For unconsummated sex services 2 tourists demand money back
The going rate for paid sex seems to border around the $150-range as discovered by koban police officers last Saturday from two Japanese males who allegedly paid two ladies the amount for sexual services.
The discovery came after Department of Public Safety officers over the weekend spotted two Japanese tourists in their 40s walking down the street in the company of two women in their 20s.
DPS spokesperson Cecil Celes reported that koban officers only stopped to engage in a conversation with the Japanese men when the ladies suspiciously started to flee from their presence.

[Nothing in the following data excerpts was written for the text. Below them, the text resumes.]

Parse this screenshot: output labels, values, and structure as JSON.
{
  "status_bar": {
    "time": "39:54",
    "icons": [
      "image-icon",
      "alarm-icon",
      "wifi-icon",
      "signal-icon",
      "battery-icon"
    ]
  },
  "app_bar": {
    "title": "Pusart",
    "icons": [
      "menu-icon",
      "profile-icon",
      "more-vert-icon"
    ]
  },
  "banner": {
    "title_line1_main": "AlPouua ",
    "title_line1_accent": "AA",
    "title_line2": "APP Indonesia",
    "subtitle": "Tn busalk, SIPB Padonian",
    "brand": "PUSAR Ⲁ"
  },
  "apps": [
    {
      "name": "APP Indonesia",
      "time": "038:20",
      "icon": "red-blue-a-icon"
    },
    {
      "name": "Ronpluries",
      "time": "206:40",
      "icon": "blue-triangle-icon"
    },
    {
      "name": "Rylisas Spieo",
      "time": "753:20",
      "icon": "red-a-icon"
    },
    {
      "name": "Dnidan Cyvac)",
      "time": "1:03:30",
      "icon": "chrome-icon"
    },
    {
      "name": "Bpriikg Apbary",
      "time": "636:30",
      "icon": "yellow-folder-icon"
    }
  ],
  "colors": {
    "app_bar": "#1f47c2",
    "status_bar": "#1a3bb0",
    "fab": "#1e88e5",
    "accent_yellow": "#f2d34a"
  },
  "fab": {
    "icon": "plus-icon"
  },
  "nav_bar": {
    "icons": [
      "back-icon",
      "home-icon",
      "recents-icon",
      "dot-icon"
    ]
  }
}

“When they were asked where they were going, the tourists voluntarily told the police that they had just paid the ladies $150 each to have sex with them,” Ms. Celes quoted the filed police report.
Police then advised the Japanese tourists against soliciting prostitution, citing the act is illegal in the Northern Marianas, much to the tourists’ surprise.
Both males admitted they were not aware of the local law and that they required their money back for services that were not rendered.
Authorities combed Western Garapan in search for the two women who apparently fled with a total of $300 in their pockets.
Later, they were spotted on two separate locations within Saipan’s busiest commercial district and were identified as the ladies that the two Japanese tourists earlier almost conducted business with.
But the female suspects Ying Wang and Ye-Jun Wang refused to give back the money, saying they already turned over the cash to the Diamond Karaoke Club manager Yan Kexin.
The three have been arrested for charges of theft.
“Right now the case has been referred to the Atty. General’s Office where they can reclassify the charges whether it’s going to be prostitution loitering or theft. Right now it’s theft but it might lead to prostitution loitering. It all depends,” said Ms. Celes.
A September to December 2000 DPS-commissioned survey has cited prostitution and public parking as the most prevalent concern in the Western Garapan district.
Respondents to the survey have also enumerated purse snatching, theft, burglary, sewage, trash bins, closed roads, street market, and littering under the tourist commercial district’s 10 most pressing problems.
Business owners have particularly been pleading authorities to put a halt to the proliferation of prostitution on Saipan especially as these alleged sex workers have been known to enroach on their establishments’ premises in going about their “business” deals.
All over the nation, statistics from the National Task Force on Prostitution states that over one million people in the US have been employed as sex workers, or about 1 percent of American women.
This figure is according to records compiled in the 1980s. Statistics further reveal that average prostitution arrests in the US mainland include 70 percent females, 20 percent male prostitutes and 10 percent customers.
Over the years, strong and heated debates have been devoted to the issues on prostitution. Today, there is reportedly no official definition of legalized decriminalized prostitution.